Leio que o meu clube está a fazer obras no estádio. Destinam-se a aumentar as zonas que têm sempre nomes que enunciam o privilégio de quem as ocupa: premium, corporate e coisas do género. Haverá poltronas, conforto especial, um serviço gourmet de comidas e bebidas, meninas simpáticas, televisões para se poder ver melhor os lances ou até ver outra coisa qualquer para desenfastiar e por aí fora. Diz que se quer dar a essas pessoas uma experiência diferente. Não será de futebol ou, pelo menos, daquilo que era entendido como futebol, mas já lá vamos.

Há muito que este tipo de sítios existe nos estádios, mas eram limitados e não se alargavam qual mancha de azeite, como tem acontecido nos últimos anos.

Claro está, quanto mais estes lugares crescem, menos há disponíveis para os sócios comuns. E importa lembrar que para ir para os tais locais especiais não é preciso ser sócio nem sequer ser adepto do clube; só um requisito conta: ter dinheiro, ter muito dinheiro.
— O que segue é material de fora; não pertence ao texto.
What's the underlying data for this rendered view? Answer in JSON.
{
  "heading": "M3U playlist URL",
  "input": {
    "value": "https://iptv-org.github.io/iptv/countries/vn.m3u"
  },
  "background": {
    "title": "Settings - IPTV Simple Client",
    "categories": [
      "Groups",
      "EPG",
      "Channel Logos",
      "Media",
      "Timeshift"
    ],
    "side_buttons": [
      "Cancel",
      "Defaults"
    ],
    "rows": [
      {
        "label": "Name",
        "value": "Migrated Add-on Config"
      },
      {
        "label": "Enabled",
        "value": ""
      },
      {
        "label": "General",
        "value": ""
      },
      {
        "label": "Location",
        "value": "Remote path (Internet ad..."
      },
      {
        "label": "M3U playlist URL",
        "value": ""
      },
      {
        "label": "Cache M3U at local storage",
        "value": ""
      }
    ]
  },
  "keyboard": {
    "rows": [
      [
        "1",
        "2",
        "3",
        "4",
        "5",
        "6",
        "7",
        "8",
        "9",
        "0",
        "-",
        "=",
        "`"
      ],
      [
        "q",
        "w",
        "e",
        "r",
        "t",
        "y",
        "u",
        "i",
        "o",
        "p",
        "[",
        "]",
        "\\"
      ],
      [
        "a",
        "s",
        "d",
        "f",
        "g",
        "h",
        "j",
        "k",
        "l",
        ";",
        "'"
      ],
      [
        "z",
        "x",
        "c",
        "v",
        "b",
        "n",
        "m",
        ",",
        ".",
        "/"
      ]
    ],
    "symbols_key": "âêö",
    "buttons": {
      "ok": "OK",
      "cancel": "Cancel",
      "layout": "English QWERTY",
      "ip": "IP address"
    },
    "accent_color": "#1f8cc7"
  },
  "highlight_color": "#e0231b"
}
Em paralelo, diminuir o número de lugares, digamos, normais acaba por fazer com que o seu preço cresça para valores incomportáveis. Teremos cada vez menos sócios no estádio e os que lá estiverem serão apenas os ricos ou, pelo menos, os que vivem muito bem. 

É certo, contudo, que o meu amado FC Porto está longe de ser um pioneiro deste movimento, limita-se a seguir o que está a acontecer por esse mundo fora. Há cerca de dez, anos fui a Madrid ver um Real – Barcelona e não era preciso saber o preço dos bilhetes para perceber a condição económica da maioria das........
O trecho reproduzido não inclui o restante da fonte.